A sudden shift of wind to the southeast in the south and southeast parts of Australia, especially frequent on the coast of New South Wales near Sydney in summer. It occurs in the rear of a trough of low pressure which is followed by the rapid advance of an anticyclone from West Australia. Also called just buster or burster.

After some days of hot, dry northerly wind (brickfielder), heavy cumulus clouds approach from the south, the wind drops to calm and then sets in suddenly from the south, sometimes reaching gale force. Temperature at Sydney has fallen from 100° F to 64° F in thirty minutes.

The average summer frequency of southerly busters at Sydney is 32. Similar winds are experienced in the east of South Africa, especially near Durban.

==========here is another defintion

The NSW Southerly Buster is an intense pre-frontal squall leading a cold front moving up from the Southern Ocean and occurring maybe 30 times per year, with about 10 major events usually in spring and summer. The phenomenon is a shallow density current 20 – 50 nm wide centred on the coast and surging northward at 15 knots with 30 – 60 knot gusts. The temperature may fall 10 °C – 15 °C over a few minutes and there may be extreme low level turbulence. A spectacular roll cloud may form above the nose but usually there is little cloud and consequently little warning.

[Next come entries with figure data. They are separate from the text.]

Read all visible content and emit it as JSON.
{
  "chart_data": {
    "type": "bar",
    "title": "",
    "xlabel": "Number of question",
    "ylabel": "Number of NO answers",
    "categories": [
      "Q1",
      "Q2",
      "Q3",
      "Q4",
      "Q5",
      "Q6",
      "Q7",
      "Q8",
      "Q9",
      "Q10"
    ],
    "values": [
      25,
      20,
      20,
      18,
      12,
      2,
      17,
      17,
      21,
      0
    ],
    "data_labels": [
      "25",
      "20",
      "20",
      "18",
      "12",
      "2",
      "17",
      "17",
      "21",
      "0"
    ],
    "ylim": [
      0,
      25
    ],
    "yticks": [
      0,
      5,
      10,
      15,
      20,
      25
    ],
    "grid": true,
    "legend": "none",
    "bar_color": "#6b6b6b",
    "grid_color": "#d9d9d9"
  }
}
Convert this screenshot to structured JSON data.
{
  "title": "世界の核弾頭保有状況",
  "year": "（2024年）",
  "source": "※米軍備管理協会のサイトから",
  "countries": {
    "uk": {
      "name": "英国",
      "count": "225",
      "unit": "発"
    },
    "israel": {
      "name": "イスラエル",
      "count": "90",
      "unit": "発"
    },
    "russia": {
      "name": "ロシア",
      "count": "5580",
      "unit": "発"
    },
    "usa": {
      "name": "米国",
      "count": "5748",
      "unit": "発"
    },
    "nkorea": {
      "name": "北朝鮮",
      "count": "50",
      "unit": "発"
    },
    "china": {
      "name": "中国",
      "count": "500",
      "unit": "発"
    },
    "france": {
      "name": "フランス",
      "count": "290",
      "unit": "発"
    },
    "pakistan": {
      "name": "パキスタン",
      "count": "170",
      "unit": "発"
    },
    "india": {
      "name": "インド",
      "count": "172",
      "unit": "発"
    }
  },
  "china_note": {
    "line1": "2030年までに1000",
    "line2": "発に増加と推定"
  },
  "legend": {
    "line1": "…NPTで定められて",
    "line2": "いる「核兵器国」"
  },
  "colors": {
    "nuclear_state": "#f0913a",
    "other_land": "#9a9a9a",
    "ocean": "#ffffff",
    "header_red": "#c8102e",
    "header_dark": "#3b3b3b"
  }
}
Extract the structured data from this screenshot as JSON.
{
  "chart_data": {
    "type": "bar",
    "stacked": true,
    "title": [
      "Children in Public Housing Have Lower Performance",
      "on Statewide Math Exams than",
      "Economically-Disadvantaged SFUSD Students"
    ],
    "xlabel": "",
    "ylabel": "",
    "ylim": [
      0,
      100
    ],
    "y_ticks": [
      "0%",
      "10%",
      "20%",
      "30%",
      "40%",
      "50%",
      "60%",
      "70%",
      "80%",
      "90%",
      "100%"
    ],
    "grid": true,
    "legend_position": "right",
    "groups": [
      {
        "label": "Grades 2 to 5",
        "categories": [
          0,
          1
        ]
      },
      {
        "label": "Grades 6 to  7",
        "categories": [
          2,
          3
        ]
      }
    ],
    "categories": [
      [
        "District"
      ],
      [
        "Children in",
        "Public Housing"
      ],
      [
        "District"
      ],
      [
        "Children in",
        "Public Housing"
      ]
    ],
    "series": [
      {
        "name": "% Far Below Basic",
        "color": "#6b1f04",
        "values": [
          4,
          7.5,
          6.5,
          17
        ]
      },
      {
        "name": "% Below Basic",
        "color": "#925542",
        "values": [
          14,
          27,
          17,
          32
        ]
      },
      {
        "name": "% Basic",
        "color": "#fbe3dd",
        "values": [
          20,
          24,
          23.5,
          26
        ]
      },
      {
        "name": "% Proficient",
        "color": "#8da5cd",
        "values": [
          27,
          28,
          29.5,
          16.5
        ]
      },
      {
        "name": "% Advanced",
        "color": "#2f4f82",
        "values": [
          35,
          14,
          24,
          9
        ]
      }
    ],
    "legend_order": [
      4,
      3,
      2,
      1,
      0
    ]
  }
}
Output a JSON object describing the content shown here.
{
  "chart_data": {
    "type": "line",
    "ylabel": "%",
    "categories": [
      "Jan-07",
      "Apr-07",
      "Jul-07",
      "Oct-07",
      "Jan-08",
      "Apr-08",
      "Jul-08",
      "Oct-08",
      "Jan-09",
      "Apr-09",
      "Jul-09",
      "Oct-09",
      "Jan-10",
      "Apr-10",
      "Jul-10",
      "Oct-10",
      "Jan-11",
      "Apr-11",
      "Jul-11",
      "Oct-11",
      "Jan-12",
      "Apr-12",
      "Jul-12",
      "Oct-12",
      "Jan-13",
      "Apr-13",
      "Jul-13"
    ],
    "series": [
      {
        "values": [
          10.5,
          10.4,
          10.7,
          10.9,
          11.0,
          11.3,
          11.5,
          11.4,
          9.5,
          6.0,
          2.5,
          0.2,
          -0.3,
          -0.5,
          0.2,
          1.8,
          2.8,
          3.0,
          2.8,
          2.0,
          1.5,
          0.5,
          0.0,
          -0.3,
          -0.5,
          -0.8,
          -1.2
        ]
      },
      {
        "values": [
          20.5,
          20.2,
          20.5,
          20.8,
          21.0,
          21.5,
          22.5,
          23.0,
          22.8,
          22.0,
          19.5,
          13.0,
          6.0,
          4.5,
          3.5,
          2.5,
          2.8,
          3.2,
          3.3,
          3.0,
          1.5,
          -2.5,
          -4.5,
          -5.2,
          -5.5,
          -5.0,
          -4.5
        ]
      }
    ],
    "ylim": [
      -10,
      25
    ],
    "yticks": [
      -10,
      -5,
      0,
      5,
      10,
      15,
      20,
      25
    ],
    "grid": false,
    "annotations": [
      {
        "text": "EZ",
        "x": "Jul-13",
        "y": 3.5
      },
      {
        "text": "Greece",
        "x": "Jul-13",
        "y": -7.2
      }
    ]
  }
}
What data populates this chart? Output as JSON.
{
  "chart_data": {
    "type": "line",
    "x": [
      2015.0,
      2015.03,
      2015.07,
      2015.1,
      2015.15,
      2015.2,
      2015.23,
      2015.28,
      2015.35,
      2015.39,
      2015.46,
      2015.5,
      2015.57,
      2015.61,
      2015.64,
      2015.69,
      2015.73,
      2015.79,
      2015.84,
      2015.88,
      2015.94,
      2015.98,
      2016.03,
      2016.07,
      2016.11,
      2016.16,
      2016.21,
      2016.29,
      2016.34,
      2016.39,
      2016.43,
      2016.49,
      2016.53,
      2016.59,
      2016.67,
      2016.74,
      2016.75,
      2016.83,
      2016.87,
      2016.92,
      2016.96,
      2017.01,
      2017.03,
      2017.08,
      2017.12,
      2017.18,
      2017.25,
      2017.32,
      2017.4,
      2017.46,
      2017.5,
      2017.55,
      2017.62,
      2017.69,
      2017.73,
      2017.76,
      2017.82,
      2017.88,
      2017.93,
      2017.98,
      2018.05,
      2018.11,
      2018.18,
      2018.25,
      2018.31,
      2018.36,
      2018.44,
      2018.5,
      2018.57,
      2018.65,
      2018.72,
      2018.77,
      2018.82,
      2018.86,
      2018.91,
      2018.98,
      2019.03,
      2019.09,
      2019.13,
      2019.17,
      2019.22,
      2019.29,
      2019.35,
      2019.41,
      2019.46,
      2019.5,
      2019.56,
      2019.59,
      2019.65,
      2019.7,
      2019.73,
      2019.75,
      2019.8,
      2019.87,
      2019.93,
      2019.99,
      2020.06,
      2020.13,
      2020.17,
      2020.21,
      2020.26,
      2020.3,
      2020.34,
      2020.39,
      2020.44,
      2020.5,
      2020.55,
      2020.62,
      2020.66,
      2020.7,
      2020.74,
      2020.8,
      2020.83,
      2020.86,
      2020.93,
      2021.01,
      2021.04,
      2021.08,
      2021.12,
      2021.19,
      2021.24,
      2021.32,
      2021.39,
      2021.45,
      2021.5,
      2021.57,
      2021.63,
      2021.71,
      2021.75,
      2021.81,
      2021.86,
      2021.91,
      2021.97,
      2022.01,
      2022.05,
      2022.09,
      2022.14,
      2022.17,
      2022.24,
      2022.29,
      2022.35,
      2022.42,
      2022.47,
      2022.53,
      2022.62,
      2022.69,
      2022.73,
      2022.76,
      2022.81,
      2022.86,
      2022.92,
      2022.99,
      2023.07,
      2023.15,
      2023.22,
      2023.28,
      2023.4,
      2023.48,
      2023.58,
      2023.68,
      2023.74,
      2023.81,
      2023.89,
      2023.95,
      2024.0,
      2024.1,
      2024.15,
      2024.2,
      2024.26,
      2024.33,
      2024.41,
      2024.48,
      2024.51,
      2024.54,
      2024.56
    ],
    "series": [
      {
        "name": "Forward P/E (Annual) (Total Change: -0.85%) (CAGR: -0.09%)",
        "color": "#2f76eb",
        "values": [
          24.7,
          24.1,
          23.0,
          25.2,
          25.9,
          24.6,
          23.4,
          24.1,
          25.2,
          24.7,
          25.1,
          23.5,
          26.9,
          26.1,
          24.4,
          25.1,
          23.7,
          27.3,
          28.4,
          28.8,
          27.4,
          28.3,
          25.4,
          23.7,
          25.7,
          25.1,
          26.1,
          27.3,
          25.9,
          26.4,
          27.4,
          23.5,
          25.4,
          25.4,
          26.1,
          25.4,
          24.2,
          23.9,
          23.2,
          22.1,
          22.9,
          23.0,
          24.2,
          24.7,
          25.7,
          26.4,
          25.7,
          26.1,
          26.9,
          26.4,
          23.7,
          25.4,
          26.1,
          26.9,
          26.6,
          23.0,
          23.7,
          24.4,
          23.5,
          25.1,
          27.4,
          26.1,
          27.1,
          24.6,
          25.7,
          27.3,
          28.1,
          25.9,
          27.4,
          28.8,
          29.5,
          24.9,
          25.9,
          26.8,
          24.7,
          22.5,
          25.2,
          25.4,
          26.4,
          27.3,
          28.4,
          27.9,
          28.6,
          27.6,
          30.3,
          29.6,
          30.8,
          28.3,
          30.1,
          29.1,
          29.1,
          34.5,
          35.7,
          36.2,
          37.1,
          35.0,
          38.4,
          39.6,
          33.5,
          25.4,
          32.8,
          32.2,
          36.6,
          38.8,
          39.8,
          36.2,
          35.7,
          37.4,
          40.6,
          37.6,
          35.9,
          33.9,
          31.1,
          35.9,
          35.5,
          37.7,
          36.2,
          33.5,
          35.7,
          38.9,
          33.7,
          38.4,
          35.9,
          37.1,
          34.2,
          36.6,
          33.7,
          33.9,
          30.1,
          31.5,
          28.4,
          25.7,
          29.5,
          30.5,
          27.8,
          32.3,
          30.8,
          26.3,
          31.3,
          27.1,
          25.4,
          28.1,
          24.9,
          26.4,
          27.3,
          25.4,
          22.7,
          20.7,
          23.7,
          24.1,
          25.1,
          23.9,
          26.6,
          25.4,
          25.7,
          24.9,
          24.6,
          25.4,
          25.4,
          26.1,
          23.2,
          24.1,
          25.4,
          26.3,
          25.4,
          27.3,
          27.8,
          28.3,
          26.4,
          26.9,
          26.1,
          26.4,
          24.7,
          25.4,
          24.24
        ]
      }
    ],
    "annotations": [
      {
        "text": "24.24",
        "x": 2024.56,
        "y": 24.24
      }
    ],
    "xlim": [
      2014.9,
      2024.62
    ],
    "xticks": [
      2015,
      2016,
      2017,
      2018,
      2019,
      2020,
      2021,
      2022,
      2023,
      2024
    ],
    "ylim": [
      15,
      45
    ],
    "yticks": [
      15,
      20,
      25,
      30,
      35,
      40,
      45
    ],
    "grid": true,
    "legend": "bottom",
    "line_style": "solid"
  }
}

A prime cause is the interaction of a shallow cold front with the blocking mountain range which parallels the coast, and frictional differences over land and sea uncouple the flow. Other phenomena lead to intensification of the temperature gradient between the warm air mass and the cold density current. e.g. hot north-westerly or warm dry foehn wind preceding the squall. Severe thunderstorm activity may result from the forced lifting of warm, humid air.